Blind / Follow

Marjana blindfolds the cobbler and leads him to the house of her master. Once there, she removes the cobbler’s blindfold; he sews the four parts of the corpse back together. In a different fairy tale, this might be enough to bring the dead man back to life; in this one, the integrity of Cassim’s body is restored only for him to be washed, wrapped in a shroud and given a proper burial — to send him on his last journey. Still, the cobbler senses that he is in the vicinity of dark magic. To overcome his reluctance, Marjana gives him three gold coins: two in advance and one after the task is done.

The next morning, when one of the robbers visits him in his shop in the town square, the cobbler immediately brags that he has just sewn a corpse back together. The adventure seems to have exhilarated him; he feels like a shaman, able to move between the land of the living and the land of the dead. The gold coins prove that he has really been there. But although it wasn’t a dream, he is unable to find the house with his eyes open; as with falling asleep, the passage can only be made with eyes closed. So the robber blindfolds him and, guiding and supporting each other, they find their way to the house.
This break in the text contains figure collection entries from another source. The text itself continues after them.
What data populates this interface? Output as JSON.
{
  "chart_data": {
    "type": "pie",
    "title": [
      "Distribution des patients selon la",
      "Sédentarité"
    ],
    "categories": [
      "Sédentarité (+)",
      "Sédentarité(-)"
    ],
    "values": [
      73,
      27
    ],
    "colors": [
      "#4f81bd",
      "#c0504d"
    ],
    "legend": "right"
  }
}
The cobbler needs the robber just as much as the robber needs the cobbler. The cobbler needs the robber not only to help him stay on his two feet and avoid running into things, but also to retrace the steps that he has learned at the hand of Marjana. It is only as part of a couple, and as the blind, following part of a couple, that he is able to find the way. Having learned the macabre dance from Marjana, he now is to teach the robber while still remaining in the role of follower, leading the leader, each recipient movement necessitating its active complement — a technique, or failure of technique, known as ‘backleading’. The cobbler backleads the robber into the underworld.

The cobbler’s handicap is reminiscent of the blind poet or prophet, whose clumsiness in the light is compensated by vision in the dark. In an older version of the story told by Herodotus, the certainly fictional pharaoh Rhampsinitos descends into “what the Hellenes think of as Hades” while still alive. Once there, he plays dice with Demeter (Egyptian Isis), winning some games and losing others, until he returns to the world above with a final gift from her: a golden handkerchief. Like the gold coins that Marjana gives to the cobbler, the handkerchief proves that he has really been in the underworld, underground, which is where gold is found.

Even today, Herodotus writes, a festival is held in Egypt commemorating his return. A priest is clad in a new white robe and blindfolded. While he holds his robe, his fellow priests lead him to a road; there two wolves take over, who lead him down the road to the sanctuary of Demeter, more than two miles from the city. The blindfold represents the golden handkerchief that Demeter gave to Rhampsinitos, which in turn suggests that he was only allowed to make the journey blindfolded. The two wolves, of course, represent creatures of the night whose luminescent eyes - or so people tend to imagine - allow them to see even in complete darkness.